If a firewall (or any tool) is effective in preventing harm when it’s used correctly, why aren’t we using it correctly? The reason “because it’s operationally cumbersome” is NOT a valid argument.

It’s like saying “I don’t do things correctly because it’s hard” or “I don’t have time to do things right, so I don’t” or (as in our construction example) “We don’t have time to use a personal fall arrest system correctly, so people die”? Truth is, our infrastructures are so interconnected today, a failure to configure a firewall properly could/will eventually result in someone’s death.

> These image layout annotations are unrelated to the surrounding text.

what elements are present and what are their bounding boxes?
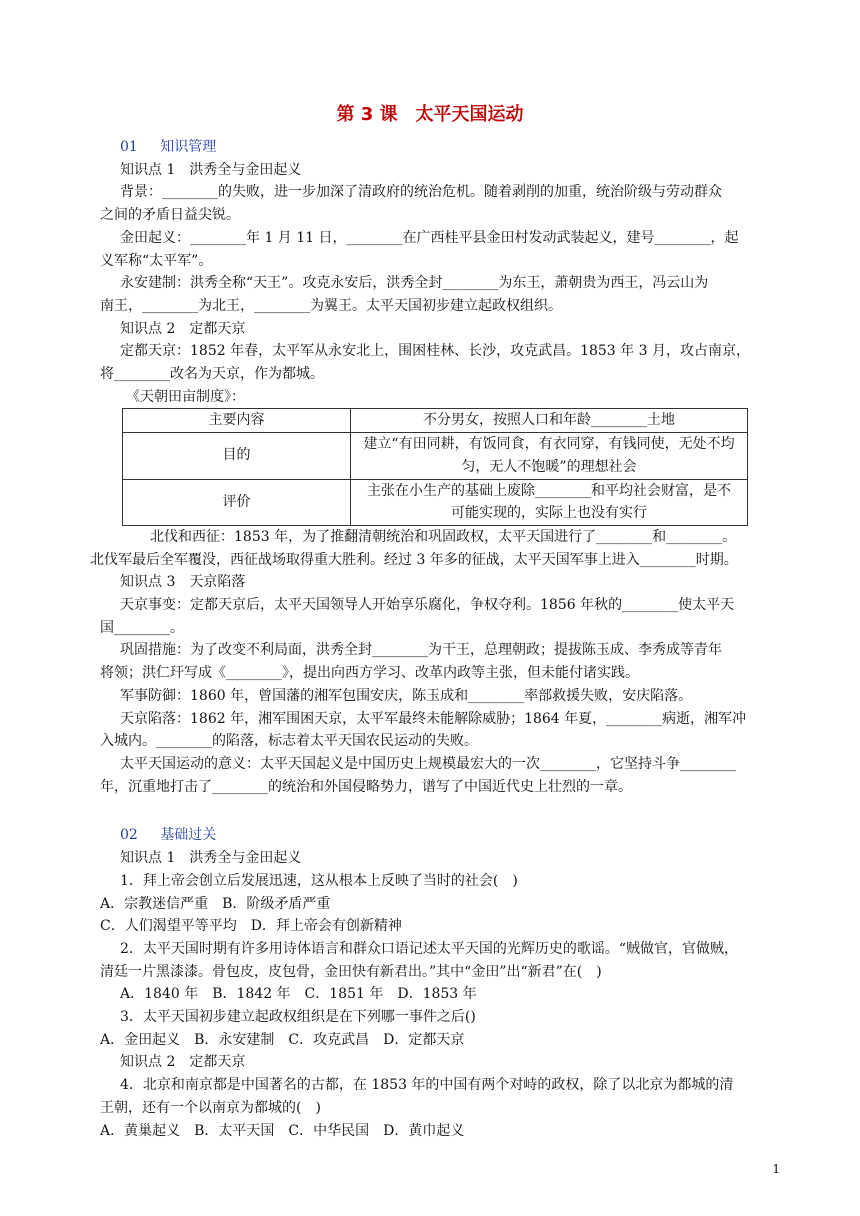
option-line: A．金田起义 B．永安建制 C．攻克武昌 D．定都天京 <box>100 1031 465 1048</box>
table-cell-value: 建立“有田同耕，有饭同食，有衣同穿，有钱同使，无处不均匀，无人不饱暖”的理想社会 <box>351 433 748 479</box>
text-line: 军事防御：1860 年，曾国藩的湘军包围安庆，陈玉成和________率部救援失败，安庆陷落。 <box>120 687 693 704</box>
question-line: 清廷一片黑漆漆。骨包皮，皮包骨，金田快有新君出。”其中“金田”出“新君”在( ) <box>100 963 602 980</box>
text-line: 义军称“太平军”。 <box>100 252 213 269</box>
table-cell-label: 主要内容 <box>123 409 351 433</box>
option-line: A．1840 年 B．1842 年 C．1851 年 D．1853 年 <box>120 986 477 1003</box>
text-line: 将领；洪仁玕写成《________》，提出向西方学习、改革内政等主张，但未能付诸实践。 <box>100 665 639 682</box>
text-line: 巩固措施：为了改变不利局面，洪秀全封________为干王，总理朝政；提拔陈玉成、李秀成等青年 <box>120 642 722 659</box>
table-row <box>123 409 748 433</box>
section-heading-practice <box>120 824 780 847</box>
option-line: C．人们渴望平等平均 D．拜上帝会有创新精神 <box>100 918 402 935</box>
question-line: 3．太平天国初步建立起政权组织是在下列哪一事件之后() <box>120 1009 476 1026</box>
option-line: A．黄巢起义 B．太平天国 C．中华民国 D．黄巾起义 <box>100 1122 465 1139</box>
text-line: 定都天京：1852 年春，太平军从永安北上，围困桂林、长沙，攻克武昌。1853 年 3 月，攻占南京， <box>120 343 750 360</box>
section-name: 基础过关 <box>160 827 217 844</box>
text-line: 知识点 2 定都天京 <box>120 1054 246 1071</box>
text-line: 将________改名为天京，作为都城。 <box>100 366 324 383</box>
table-cell-label: 目的 <box>123 433 351 479</box>
text-line: 背景：________的失败，进一步加深了清政府的统治危机。随着剥削的加重，统治阶级与劳动群众 <box>120 184 722 201</box>
land-system-table <box>122 408 748 526</box>
table-row <box>123 479 748 525</box>
text-line: 年，沉重地打击了________的统治和外国侵略势力，谱写了中国近代史上壮烈的一章。 <box>100 778 632 795</box>
table-row <box>123 433 748 479</box>
table-cell-label: 评价 <box>123 479 351 525</box>
page-title: 第 3 课 太平天国运动 <box>336 104 524 125</box>
document-body <box>90 136 780 1142</box>
text-line: 之间的矛盾日益尖锐。 <box>100 207 240 224</box>
text-line: 永安建制：洪秀全称“天王”。攻克永安后，洪秀全封________为东王，萧朝贵为西王，冯云山为 <box>120 275 709 292</box>
text-line: 知识点 3 天京陷落 <box>120 574 246 591</box>
question-line: 王朝，还有一个以南京为都城的( ) <box>100 1099 321 1116</box>
section-name: 知识管理 <box>160 139 217 155</box>
section-number: 02 <box>120 827 138 844</box>
text-line: 知识点 2 定都天京 <box>120 320 246 337</box>
text-line: 太平天国运动的意义：太平天国起义是中国历史上规模最宏大的一次________，它坚持斗争________ <box>120 755 736 772</box>
text-line: 北伐军最后全军覆没，西征战场取得重大胜利。经过 3 年多的征战，太平天国军事上进入________时期。 <box>90 551 738 568</box>
text-line: 入城内。________的陷落，标志着太平天国农民运动的失败。 <box>100 733 478 750</box>
option-line: A．宗教迷信严重 B．阶级矛盾严重 <box>100 895 331 912</box>
spacer <box>120 798 780 824</box>
page-number: 1 <box>772 1162 780 1176</box>
text-line: 南王，________为北王，________为翼王。太平天国初步建立起政权组织。 <box>100 297 562 314</box>
table-cell-value: 主张在小生产的基础上废除________和平均社会财富，是不可能实现的，实际上也没有实行 <box>351 479 748 525</box>
text-line: 天京陷落：1862 年，湘军围困天京，太平军最终未能解除威胁；1864 年夏，________病逝，湘军冲 <box>120 710 747 727</box>
section-heading-knowledge <box>120 136 780 159</box>
text-line: 金田起义：________年 1 月 11 日，________在广西桂平县金田村发动武装起义，建号________，起 <box>120 229 739 246</box>
section-number: 01 <box>120 139 138 155</box>
question-line: 4．北京和南京都是中国著名的古都，在 1853 年的中国有两个对峙的政权，除了以北京为都城的清 <box>120 1077 734 1094</box>
text-line: 天京事变：定都天京后，太平天国领导人开始享乐腐化，争权夺利。1856 年秋的________使太平天 <box>120 597 735 614</box>
table-cell-value: 不分男女，按照人口和年龄________土地 <box>351 409 748 433</box>
text-line: 《天朝田亩制度》： <box>126 388 245 405</box>
question-line: 1．拜上帝会创立后发展迅速，这从根本上反映了当时的社会( ) <box>120 872 518 889</box>
text-line: 知识点 1 洪秀全与金田起义 <box>120 161 302 178</box>
text-line: 知识点 1 洪秀全与金田起义 <box>120 850 302 867</box>
text-line: 国________。 <box>100 619 184 636</box>
question-line: 2．太平天国时期有许多用诗体语言和群众口语记述太平天国的光辉历史的歌谣。“贼做官，官做贼， <box>120 940 739 957</box>
text-line: 北伐和西征：1853 年，为了推翻清朝统治和巩固政权，太平天国进行了________和________。 <box>150 528 737 545</box>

So what do we do today? We do the illogical:

  • Since we don’t have time (or skill or operational bandwidth or whatever) to use an effective tool effectively, we purchase another tool.
  • We won’t have the time (or skill or operational bandwidth or whatever) to use this new tool effectively either, so we purchase another tool.
  • We won’t have time (or skill or operational bandwidth or whatever) to use the new tool and this newer tool effectively, so we purchase yet another tool.
  • The insanity continues…

What we must do (sooner or later):

  • inventory the tools we already have
  • learn how to use the tools we already have properly (knowledge/skill)
  • use the tools we already have properly (in practice)
  • then (and ONLY then) seek additional (or different) tools to address the remaining gaps

As an industry, we must (sooner or later):

  • make this “network security 101” (it’s not new, so we can’t call it the “new network security 101”)
  • hold organizations responsible for “network security 101” (the opposite being, the “new irresponsible” or negligent)

Other facts

Firewalls are NOT the end all, but they are an important part of security strategy. Here we are, many years down the road and we’re still fighting the same fight: the basics.

  • Firewalls have been around for more than 35 years.
  • Firewalls block unwanted and unnecessary network traffic (inbound/ingress and outbound/egress).
  • A properly configured, “network security 101”, “responsible”, “best practice” implementation of a firewall would have mitigated the SolarWinds (or similar) attack.
  • Many (maybe most) U.S. organizations have a firewall that is capable to mitigating the SolarWinds (or similar) attack.
  • There are still ways to bypass a firewall, but if you don’t have your firewall configured properly, what are the chances you’d stop a bypass anyway?
    • application vulnerabilities
    • SQL injection
    • social engineering
    • physical access
    • man-in-the-middle

Operationally cumbersome is not a valid excuse for our failures to understand and follow the basics.